I am thankful to have a resource such as this to recommend to women. I will encourage the older women in our church to read this book so that they can then help our younger women in understanding and walking in God’s design for women – spiritually, emotionally, sexually and relationally. I am having my wife read it so that she can one day lead our daughter to understand these issues from a biblical perspective. I will also have young women who come to me for pre-marital counseling read this book in preparation for their new relationship with their husband.

In an effort to get the word out about this book, the publisher has made an additional copy of the book available for me to give away to one of my blog readers. If you would like to receive the free copy of the book, just be the first to comment on this post below. I will pass your information along to the publisher to send you the book.

(FTC disclaimer – I received a copy of this book for free in exchange for writing this unbiased review.)
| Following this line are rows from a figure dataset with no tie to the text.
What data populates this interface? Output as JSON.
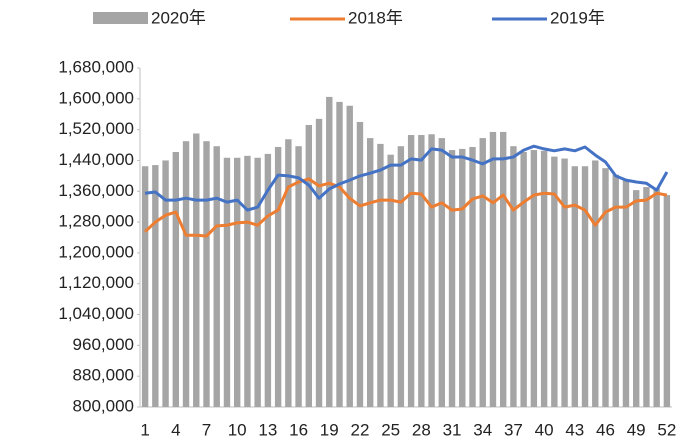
{
  "chart_data": {
    "type": "bar_line",
    "categories": [
      1,
      null,
      null,
      4,
      null,
      null,
      7,
      null,
      null,
      10,
      null,
      null,
      13,
      null,
      null,
      16,
      null,
      null,
      19,
      null,
      null,
      22,
      null,
      null,
      25,
      null,
      null,
      28,
      null,
      null,
      31,
      null,
      null,
      34,
      null,
      null,
      37,
      null,
      null,
      40,
      null,
      null,
      43,
      null,
      null,
      46,
      null,
      null,
      49,
      null,
      null,
      52
    ],
    "series": [
      {
        "name": "2020年",
        "type": "bar",
        "color": "#a5a5a5",
        "values": [
          1425000,
          1428000,
          1440000,
          1462000,
          1490000,
          1510000,
          1490000,
          1477000,
          1447000,
          1447000,
          1452000,
          1447000,
          1457000,
          1475000,
          1495000,
          1477000,
          1532000,
          1548000,
          1605000,
          1592000,
          1582000,
          1540000,
          1498000,
          1483000,
          1455000,
          1477000,
          1506000,
          1506000,
          1508000,
          1498000,
          1467000,
          1470000,
          1475000,
          1498000,
          1514000,
          1514000,
          1477000,
          1462000,
          1467000,
          1465000,
          1450000,
          1445000,
          1425000,
          1425000,
          1440000,
          1420000,
          1403000,
          1390000,
          1363000,
          1371000,
          1368000,
          1350000
        ]
      },
      {
        "name": "2018年",
        "type": "line",
        "color": "#ed7d31",
        "values": [
          1255000,
          1280000,
          1298000,
          1306000,
          1246000,
          1246000,
          1244000,
          1270000,
          1272000,
          1278000,
          1280000,
          1272000,
          1296000,
          1311000,
          1371000,
          1384000,
          1392000,
          1374000,
          1381000,
          1371000,
          1342000,
          1322000,
          1330000,
          1337000,
          1337000,
          1332000,
          1355000,
          1353000,
          1319000,
          1330000,
          1311000,
          1314000,
          1340000,
          1348000,
          1330000,
          1350000,
          1311000,
          1332000,
          1350000,
          1355000,
          1353000,
          1319000,
          1324000,
          1311000,
          1272000,
          1306000,
          1319000,
          1319000,
          1335000,
          1337000,
          1355000,
          1350000
        ]
      },
      {
        "name": "2019年",
        "type": "line",
        "color": "#4472c4",
        "values": [
          1355000,
          1358000,
          1337000,
          1337000,
          1342000,
          1337000,
          1337000,
          1342000,
          1332000,
          1337000,
          1311000,
          1319000,
          1363000,
          1402000,
          1400000,
          1395000,
          1376000,
          1342000,
          1366000,
          1379000,
          1389000,
          1400000,
          1407000,
          1415000,
          1428000,
          1428000,
          1444000,
          1441000,
          1470000,
          1467000,
          1449000,
          1449000,
          1441000,
          1431000,
          1444000,
          1444000,
          1449000,
          1467000,
          1477000,
          1470000,
          1465000,
          1470000,
          1465000,
          1475000,
          1454000,
          1436000,
          1400000,
          1389000,
          1384000,
          1381000,
          1363000,
          1410000
        ]
      }
    ],
    "ylim": [
      800000,
      1680000
    ],
    "yticks": [
      {
        "value": 800000,
        "label": "800,000"
      },
      {
        "value": 880000,
        "label": "880,000"
      },
      {
        "value": 960000,
        "label": "960,000"
      },
      {
        "value": 1040000,
        "label": "1,040,000"
      },
      {
        "value": 1120000,
        "label": "1,120,000"
      },
      {
        "value": 1200000,
        "label": "1,200,000"
      },
      {
        "value": 1280000,
        "label": "1,280,000"
      },
      {
        "value": 1360000,
        "label": "1,360,000"
      },
      {
        "value": 1440000,
        "label": "1,440,000"
      },
      {
        "value": 1520000,
        "label": "1,520,000"
      },
      {
        "value": 1600000,
        "label": "1,600,000"
      },
      {
        "value": 1680000,
        "label": "1,680,000"
      }
    ],
    "legend": "top"
  }
}
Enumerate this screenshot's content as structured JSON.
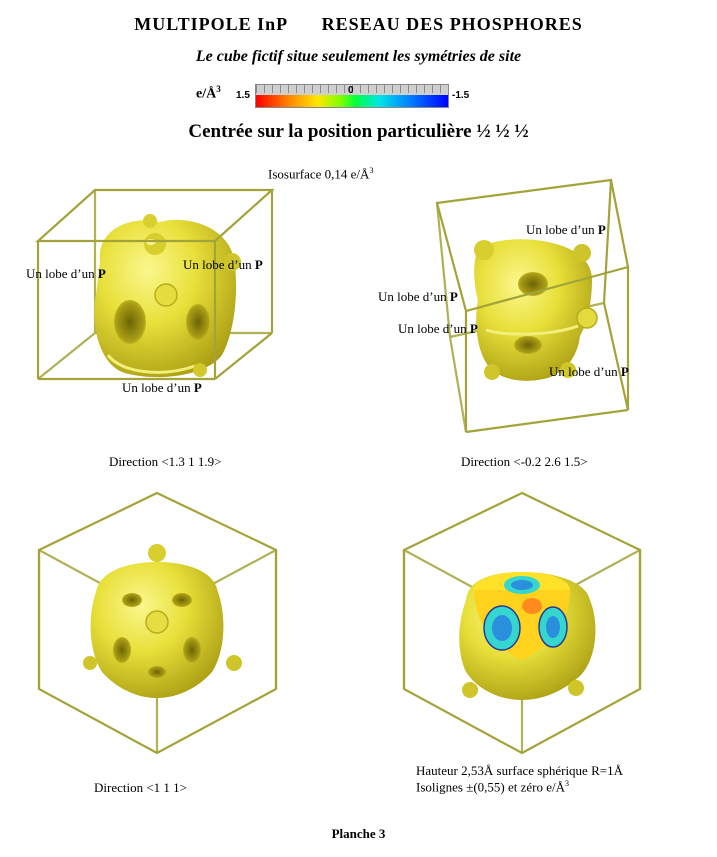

(Accountability disclaimer – A friend very thoughtfully asked me, “Why are you reading a book for women with a subtitle such as this?” I was contacted by a publicist for the book who found my blog and book reviews and asked me to review it.)

 

11 comments

  • Evan Lenow says:

    This really is an important topic. Most people have historically felt a preoccupation with sex is a male issue, but women have been brought into this in part due to the sexual revolution. As a father of 3 daughters (and a son), I recognize that there are more ways that I have to work to guard their hearts.

  • Nicole Lino says:

    So glad to hear you encouraging older women to equip themselves to lead younger women in this arena. As I talk to older women, they are often shocked and unprepared or unwilling (for many reasons) to respond biblically to this heart issue that has such a stronghold on many younger women.

    • Randy Mann says:

      Nicole,
      Thank you. That is very true. I think it is, at least in part, a cultural/generational issue. I remember my grandmother talking about it being rude to say the word “pregnant” in public. So you know there was little, if any, discussion about matters of sexuality. Because the church has refused to speak biblically to this issue, our older ladies are unprepared to lead and our younger ladies and daughters are adopting grossly unbiblical views on matters of sexuality because the only counsel they are receiving is from a worldly perspective.

  • Kim Humphrey says:

    Thank you Randy for sharing this important topic and book. I look forward to getting and reading this, and the opportunity to walk with younger (and older) ladies as we seek biblical instruction on being godly women.

    • Randy Mann says:

      Kim,
      May God use you to influence a generation of younger Christian women to think biblically about these matters – in word and by example!

  • scott says:

    Hey Randy, thanks for this post. It is indeed an important topic. Unfortunately pornography comes in many forms and is taking a huge toll on both men and women. There are devastating results on the church and its leadership.

  • Lisa Laturno says:

    Great topic that needs to be addressed from the pulpit!! For both men and women. When these books were released and the movie was out, I wondered if I would hear a pastor address this “entertainment”. And I did not……..

    • Randy Mann says:

      Lisa,
      Unfortunately, we have remained silent while the world has shouted its views through every conceivable outlet. May we be bold enough to call God’s people to understand and walk in light of His great design – spiritually, physically, emotionally, sexually, and every other way.